Note that this function is specific to two types of numeric time series, stationary ones and zero-inflated count ones. For modeling clustered numeric data assuming a multivariate normal distribution, look at simulate_dataset. Note that this function only accepts numeric observation types.

The function assumes each time series process is independent of the others, and allows for a different time variable to be associated with each series. Thus, there is no stealth level of 1 for simulate_dataset_ts(), as this function does not simulate multivariate time series. Columns not part of time series values or time indices are ignored and not simulated.

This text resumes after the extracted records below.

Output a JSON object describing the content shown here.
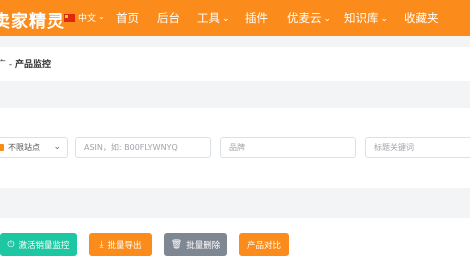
{
  "header": {
    "logo": "卖家精灵",
    "language": "中文",
    "nav": [
      {
        "label": "首页",
        "dropdown": false
      },
      {
        "label": "后台",
        "dropdown": false
      },
      {
        "label": "工具",
        "dropdown": true
      },
      {
        "label": "插件",
        "dropdown": false
      },
      {
        "label": "优麦云",
        "dropdown": true
      },
      {
        "label": "知识库",
        "dropdown": true
      },
      {
        "label": "收藏夹",
        "dropdown": false
      }
    ]
  },
  "breadcrumb": {
    "parent": "广",
    "separator": "-",
    "current": "产品监控"
  },
  "filters": {
    "site_select": "不限站点",
    "asin_placeholder": "ASIN，如: B00FLYWNYQ",
    "brand_placeholder": "品牌",
    "title_placeholder": "标题关键词"
  },
  "actions": {
    "activate_sales_monitor": "激活销量监控",
    "bulk_export": "批量导出",
    "bulk_delete": "批量删除",
    "compare_products": "产品对比"
  },
  "colors": {
    "brand_orange": "#fb8c1b",
    "teal": "#1cc7a1",
    "gray": "#7f8792"
  }
}
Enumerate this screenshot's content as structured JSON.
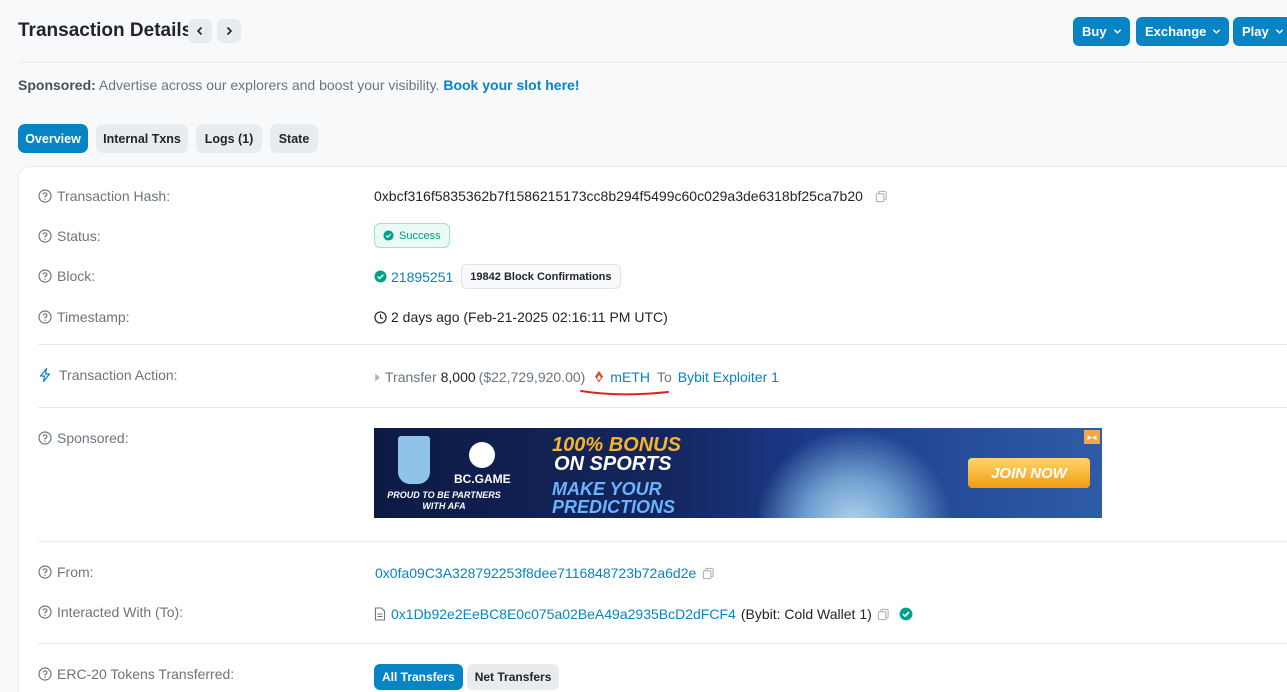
{
  "header": {
    "title": "Transaction Details",
    "buttons": {
      "buy": "Buy",
      "exchange": "Exchange",
      "play": "Play"
    }
  },
  "sponsored_line": {
    "prefix": "Sponsored:",
    "text": " Advertise across our explorers and boost your visibility. ",
    "link": "Book your slot here!"
  },
  "tabs": [
    {
      "label": "Overview",
      "active": true
    },
    {
      "label": "Internal Txns",
      "active": false
    },
    {
      "label": "Logs (1)",
      "active": false
    },
    {
      "label": "State",
      "active": false
    }
  ],
  "details": {
    "hash": {
      "label": "Transaction Hash:",
      "value": "0xbcf316f5835362b7f1586215173cc8b294f5499c60c029a3de6318bf25ca7b20"
    },
    "status": {
      "label": "Status:",
      "value": "Success"
    },
    "block": {
      "label": "Block:",
      "number": "21895251",
      "confirmations": "19842 Block Confirmations"
    },
    "timestamp": {
      "label": "Timestamp:",
      "value": "2 days ago (Feb-21-2025 02:16:11 PM UTC)"
    },
    "action": {
      "label": "Transaction Action:",
      "verb": "Transfer",
      "amount": "8,000",
      "usd": "($22,729,920.00)",
      "token": "mETH",
      "to_word": "To",
      "recipient": "Bybit Exploiter 1"
    },
    "sponsored": {
      "label": "Sponsored:",
      "ad": {
        "brand": "BC.GAME",
        "partners": "PROUD TO BE PARTNERS WITH AFA",
        "headline1": "100% BONUS",
        "headline2": "ON SPORTS",
        "headline3": "MAKE YOUR",
        "headline4": "PREDICTIONS",
        "cta": "JOIN NOW"
      }
    },
    "from": {
      "label": "From:",
      "value": "0x0fa09C3A328792253f8dee7116848723b72a6d2e"
    },
    "to": {
      "label": "Interacted With (To):",
      "value": "0x1Db92e2EeBC8E0c075a02BeA49a2935BcD2dFCF4",
      "name": "(Bybit: Cold Wallet 1)"
    },
    "erc20": {
      "label": "ERC-20 Tokens Transferred:",
      "all": "All Transfers",
      "net": "Net Transfers"
    }
  },
  "colors": {
    "accent": "#0784c3",
    "success": "#00a186",
    "annotation": "#d9261c"
  }
}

A data frame. Columns alternating time variable and cluster variable, with the cluster/time variable pairs in the order inputted into the function arguments.

Lily Zhang Dustin Tingley

# An example using the treering dataset from the R datasets package
tree_ring <- data.frame(treering)
tree_ring$year <- c(1: nrow(tree_ring))
sim_tree_ring <- simulate_dataset_ts(tree_ring, 
                                     cluster="treering", 
                                     time.variable="year")
par(mfrow = c(2, 1), mar = c(3, 3, 4, 2), mgp = 0.9 * 2:0)
plot (tree_ring$year, tree_ring$treering, type='l', 
      main=paste("Original","Normalized ring width"),
      ylab="Ring width", xlab="Year index")
plot (tree_ring$year, tree_ring$treering, type='l', 
      main=paste("Simulated","Normalized ring width"),
      ylab="Ring width", xlab="Year index")